A black-box scenario is commonplace in Machine Learning. In Deep Learning, a program is tasked with a circuit search to find another program that accomplishes a goal. To do this, the initial program searches through a sub-space of possible programs and selects the one that performs best. Often logic contained within the resulting program is obscure to say the least.

“It is not normally possible to determine from observing a machine whether it has a random element, for a similar effect can be produced by such devices as making the choices depend on the digits of the decimal for .” – Turing

In Deep Learning, we define the program obliquely through providing training and test sets – teaching by example and letting the program do the programming.

Turing afforded an additional interesting flexibility permitted in the Imitation Game, saying that:

“An interesting variant on the idea of a digital computer is a ‘digital computer with a random element’. These have instructions involving the throwing of a die or some equivalent electronic process; … Sometimes such a machine is described as having free will (though I would not use this phrase myself).”

Deep-Q-Learning and related reinforcement learning algorithms tend to have this property which is used in exploration of policy space through random sampling. AlphaGo Zero was able to learn the game of Go from scratch using a random search through a space with a tendency to explore directions likely to improve the performance metric. In both of these examples, and in most Reinforcement Learning, randomness is introduced to generate statistical certainty about a solution being more appropriate on average.

Self-expressing Programs

In the recent paper World Models, David Ha and Jürgen Schmidhuber further push the bounds of program expressibility.

The agent is programmed indirectly (an environment reward signal) to learn internally relevant representations in order to simulate episodes (outside of the environment) which it can learn from, in order to improve its programming to increase likelihood of achieving higher reward.

The program seems to have demonstrated a kind of “power of anticipating any analytical relations or truths” in a very convincing way. In the case of World Models, the machine is expressing the programming goal (what it has learned of it) as well as the program.

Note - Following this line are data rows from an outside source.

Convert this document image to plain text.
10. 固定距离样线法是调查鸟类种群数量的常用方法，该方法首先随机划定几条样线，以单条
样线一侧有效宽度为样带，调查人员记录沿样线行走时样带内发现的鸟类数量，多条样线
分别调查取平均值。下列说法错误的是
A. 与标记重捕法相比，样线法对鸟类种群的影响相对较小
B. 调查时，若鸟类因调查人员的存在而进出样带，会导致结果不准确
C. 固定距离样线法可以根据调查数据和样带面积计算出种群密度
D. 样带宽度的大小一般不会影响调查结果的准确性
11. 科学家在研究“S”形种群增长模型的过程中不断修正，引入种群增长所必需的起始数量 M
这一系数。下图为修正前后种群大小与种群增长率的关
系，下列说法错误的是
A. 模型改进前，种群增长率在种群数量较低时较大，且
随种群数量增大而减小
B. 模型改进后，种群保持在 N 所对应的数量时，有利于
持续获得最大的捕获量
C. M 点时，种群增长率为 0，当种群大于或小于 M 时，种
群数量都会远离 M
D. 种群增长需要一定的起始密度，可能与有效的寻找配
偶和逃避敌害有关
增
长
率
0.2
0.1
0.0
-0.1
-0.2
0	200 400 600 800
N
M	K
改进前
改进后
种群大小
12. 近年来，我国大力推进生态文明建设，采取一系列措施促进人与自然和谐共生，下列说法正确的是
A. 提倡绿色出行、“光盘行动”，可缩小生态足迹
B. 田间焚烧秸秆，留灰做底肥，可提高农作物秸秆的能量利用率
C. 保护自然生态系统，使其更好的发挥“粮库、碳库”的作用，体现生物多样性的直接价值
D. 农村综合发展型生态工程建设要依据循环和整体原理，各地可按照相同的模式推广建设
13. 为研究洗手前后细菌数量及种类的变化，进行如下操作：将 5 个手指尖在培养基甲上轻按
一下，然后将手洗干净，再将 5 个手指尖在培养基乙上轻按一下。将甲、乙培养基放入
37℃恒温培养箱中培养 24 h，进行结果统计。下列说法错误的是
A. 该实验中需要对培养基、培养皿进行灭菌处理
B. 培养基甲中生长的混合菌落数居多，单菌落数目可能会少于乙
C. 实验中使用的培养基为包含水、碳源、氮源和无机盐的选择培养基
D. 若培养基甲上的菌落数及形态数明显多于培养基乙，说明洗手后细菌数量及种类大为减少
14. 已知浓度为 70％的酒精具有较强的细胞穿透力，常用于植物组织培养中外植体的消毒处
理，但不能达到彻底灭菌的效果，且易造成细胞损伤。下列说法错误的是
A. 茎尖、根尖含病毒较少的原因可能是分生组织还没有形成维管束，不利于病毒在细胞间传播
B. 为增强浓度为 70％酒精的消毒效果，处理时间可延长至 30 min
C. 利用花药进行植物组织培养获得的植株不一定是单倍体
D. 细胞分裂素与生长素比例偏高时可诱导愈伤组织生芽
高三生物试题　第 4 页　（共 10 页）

This seems like a promising approach for getting a machine to learn to teach itself.

The Reward Lever

New abstractions in machine learning theory have led to a more succinct language for programming machines to perform tasks previously too complex for definition.

For simple tasks, like generating Binomial numbers, expressing directly is still the most effcient approach. More the more complex tasks previously out of reach, we can now express a functional outcome and have the computer fill in the gaps.

Refinforcement learning is still a blunt and inefficient instrument. It’s very hard to get anything to work, even with extensive hyperparameter tuning and wide searches through program space. The promise of meta-refinforcement-learning is that reinforcement learning will become reliable and even easy for a practicioner.

Early in computing, when compilers first appeared they could take an abstract representation of human instructions and convert them to executable code. Compiler bugs were common and the languages at hand were clunky and inexpressive. In the future it appears that meta-RL algorithms may improve as compilers did, but there has been minimal progress in improving the expressibility of our tool for expression, the reward function.

Classic reward functions are one-dimensional scalar values. As a language, these have even greater problems with expressibility than early program languages. Some progress is being made in how to define what we meant, not what we said using examples that indrectly describe a reward function, but the problem looks to require a new language altogether.

It’s a comparatively easy task to design a language for “copy value X to register A” with hard logic, it’s much harder to design a language for “rescue all the kids but don’t break any laws” that has any consitency.